3.  Depending on the set up of the hot water distribution system within the building you may find you have what is called a total loss system. In other words the heated water is sent down the core of the development from a gas boiler/s on the roof to ‘branches like in a tree’ and when you turn your shower on in the morning if you live on the bottom floor at the end of a ‘branch’ you must wait ten minutes for the cold water to flush through before you get some hot water (Not acceptable in todays water conscious world). To combat this, electrically powered ‘Heat Trace’ is normally used on the bottom few floors. This is attached to all the hot water piping lines and acts like an electric blanket, so that you, on the bottom floor at least get some warm water when starting your shower. The catch is the $20,000 to $30,000 hit to your common area electricity bill each year that you don’t see reflected in your water billing. This is an example cost of powering the Heat Trace.

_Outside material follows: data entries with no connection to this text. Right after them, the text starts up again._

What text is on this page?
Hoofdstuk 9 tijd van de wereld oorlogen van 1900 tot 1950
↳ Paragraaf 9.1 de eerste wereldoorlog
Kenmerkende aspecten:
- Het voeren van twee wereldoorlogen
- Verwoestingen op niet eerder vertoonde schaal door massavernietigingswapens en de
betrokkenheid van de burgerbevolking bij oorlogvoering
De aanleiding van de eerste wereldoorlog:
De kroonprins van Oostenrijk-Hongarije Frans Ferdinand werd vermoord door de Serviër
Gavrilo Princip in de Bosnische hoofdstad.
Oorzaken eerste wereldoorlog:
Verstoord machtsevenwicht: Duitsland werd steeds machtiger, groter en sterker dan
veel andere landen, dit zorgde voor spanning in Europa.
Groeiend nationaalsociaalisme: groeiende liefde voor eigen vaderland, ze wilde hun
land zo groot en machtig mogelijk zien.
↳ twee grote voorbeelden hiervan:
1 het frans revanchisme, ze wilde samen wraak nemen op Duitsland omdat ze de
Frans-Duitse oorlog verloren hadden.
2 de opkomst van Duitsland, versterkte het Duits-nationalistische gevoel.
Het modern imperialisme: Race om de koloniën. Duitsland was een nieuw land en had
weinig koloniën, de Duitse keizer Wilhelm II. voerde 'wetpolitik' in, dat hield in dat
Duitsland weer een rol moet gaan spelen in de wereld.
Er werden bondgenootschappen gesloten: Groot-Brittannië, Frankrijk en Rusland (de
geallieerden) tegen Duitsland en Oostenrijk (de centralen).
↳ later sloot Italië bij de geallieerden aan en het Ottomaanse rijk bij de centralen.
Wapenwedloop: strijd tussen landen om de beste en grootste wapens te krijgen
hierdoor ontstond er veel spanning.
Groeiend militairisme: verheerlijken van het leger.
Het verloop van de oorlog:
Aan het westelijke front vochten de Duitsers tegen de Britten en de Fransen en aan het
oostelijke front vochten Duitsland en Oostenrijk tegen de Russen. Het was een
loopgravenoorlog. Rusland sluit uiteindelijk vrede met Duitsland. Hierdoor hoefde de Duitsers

4.  The unknowns I call them which are not reflected in your Embedded Network Water Billing in this example include;

  • Extra ongoing Maintenance
  • Ongoing Meter Failures and replacement
  • Hot water causes quicker failure of water meters
  • Electricity Costs for heat trace
  • Water Billing Software
  • Keeping system a true user pays billing system
  • Debt collection
  • Payment of Someone to administer the Water Billing System

From the three examples I have dealt with in recent years involving water the extra costs to the Owners Corporation which are not reflected in water bills to owners is in the average order of $60,000. This is hidden in maintenance, plumbing, electricity, software and extra cleaning (after pipe joiners burst), let alone insurance claims which normally involve an excess payment.

The above example should spell out one thing to you. Do your homework. Again I have seen systems that work well, and remember if you have an embedded network, whether water, gas or electricity make sure the maintenance is kept up and where necessary get good Independent advice if you have issues.